Sozialdezernentin Reker auf der Suche nach Wohnraum
Sozialdezernentin Henriette Reker widersprach nicht, gestand auch Fehler der Kommunen ein, die es versäumt hätten, Wohnraum für Flüchtlinge vorzuhalten. „Damit hätte man die derzeitige Dynamik des Zustroms aber unmöglich auffangen können“, so Reker.

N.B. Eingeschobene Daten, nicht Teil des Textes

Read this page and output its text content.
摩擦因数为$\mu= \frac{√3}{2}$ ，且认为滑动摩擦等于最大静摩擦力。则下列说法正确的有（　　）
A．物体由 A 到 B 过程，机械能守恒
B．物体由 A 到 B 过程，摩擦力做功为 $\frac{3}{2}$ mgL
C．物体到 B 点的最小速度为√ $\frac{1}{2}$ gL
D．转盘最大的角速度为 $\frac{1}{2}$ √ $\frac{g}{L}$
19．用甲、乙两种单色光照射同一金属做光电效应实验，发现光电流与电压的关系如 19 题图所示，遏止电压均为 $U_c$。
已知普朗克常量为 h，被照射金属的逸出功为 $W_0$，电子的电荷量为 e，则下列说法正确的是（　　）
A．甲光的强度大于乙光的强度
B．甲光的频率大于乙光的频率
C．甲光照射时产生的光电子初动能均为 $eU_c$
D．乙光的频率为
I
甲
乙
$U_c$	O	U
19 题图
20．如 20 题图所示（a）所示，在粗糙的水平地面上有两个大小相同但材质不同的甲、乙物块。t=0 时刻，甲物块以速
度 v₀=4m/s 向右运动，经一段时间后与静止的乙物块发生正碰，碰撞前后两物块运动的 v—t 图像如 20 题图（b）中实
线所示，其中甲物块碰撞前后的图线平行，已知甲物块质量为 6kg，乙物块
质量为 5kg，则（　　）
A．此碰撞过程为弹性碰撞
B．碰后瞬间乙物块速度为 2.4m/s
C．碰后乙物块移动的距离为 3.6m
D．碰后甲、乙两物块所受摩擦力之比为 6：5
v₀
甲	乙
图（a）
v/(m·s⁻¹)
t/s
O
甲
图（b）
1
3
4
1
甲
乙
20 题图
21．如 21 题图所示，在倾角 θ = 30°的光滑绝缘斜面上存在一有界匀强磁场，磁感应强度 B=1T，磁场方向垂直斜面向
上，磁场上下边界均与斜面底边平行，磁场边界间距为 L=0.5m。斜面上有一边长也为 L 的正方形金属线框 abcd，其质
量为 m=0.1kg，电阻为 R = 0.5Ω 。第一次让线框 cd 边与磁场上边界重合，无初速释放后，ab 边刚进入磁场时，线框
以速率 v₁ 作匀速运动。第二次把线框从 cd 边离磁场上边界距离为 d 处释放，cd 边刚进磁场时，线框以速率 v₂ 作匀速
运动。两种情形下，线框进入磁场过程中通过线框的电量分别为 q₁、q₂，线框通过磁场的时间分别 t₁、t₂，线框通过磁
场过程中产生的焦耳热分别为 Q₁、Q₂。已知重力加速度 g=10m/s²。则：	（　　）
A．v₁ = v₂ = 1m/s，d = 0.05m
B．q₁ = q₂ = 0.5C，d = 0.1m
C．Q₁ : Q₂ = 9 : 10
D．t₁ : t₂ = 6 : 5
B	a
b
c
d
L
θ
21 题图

Sie forderte Mieter und Vermieter auf, die Verwaltung über leer stehende Wohnungen oder andere Räumlichkeiten, die für die Unterbringung genutzt werden könnten, in Kenntnis zu setzen.
Menschen so behandeln, wie man selbst behandelt werden will
Pfarrer Mörtter fasste zusammen: keine Arbeitserlaubnis, keine Deutschkurse, nicht einmal ausreichende medizinische Versorgung für Flüchtlinge in den ersten Monaten ihres Aufenthalts in Deutschland: „Die Würde des Menschen ist hierzulande wieder antastbar“, resümierte er, und erinnerte leidenschaftlich an den kategorischen Imperativ des Philosophen Immanuel Kant, wonach man andere Menschen so behandeln solle, wie man selbst behandelt werden möchte.
Beifall für das „Stammbaum“-Lied mit den Bläck Fööss
Dann kamen mit Bommel Lückerath, Hartmut Priess und Kafi Biermann drei Bläck Fööss auf die Bühne, um mit den anderen eine textlich aktualisierte Version des „Stammbaums“ zu singen. Darin waren ausdrücklich Ankömmlinge aus Syrien, Afghanistan oder Nigeria genannt, das Gürzenich-Orchester ließ Klezmer-Klänge und orientalische Passagen in die Musik einfließen – ein Abschluss, für den es tosenden Beifall gab.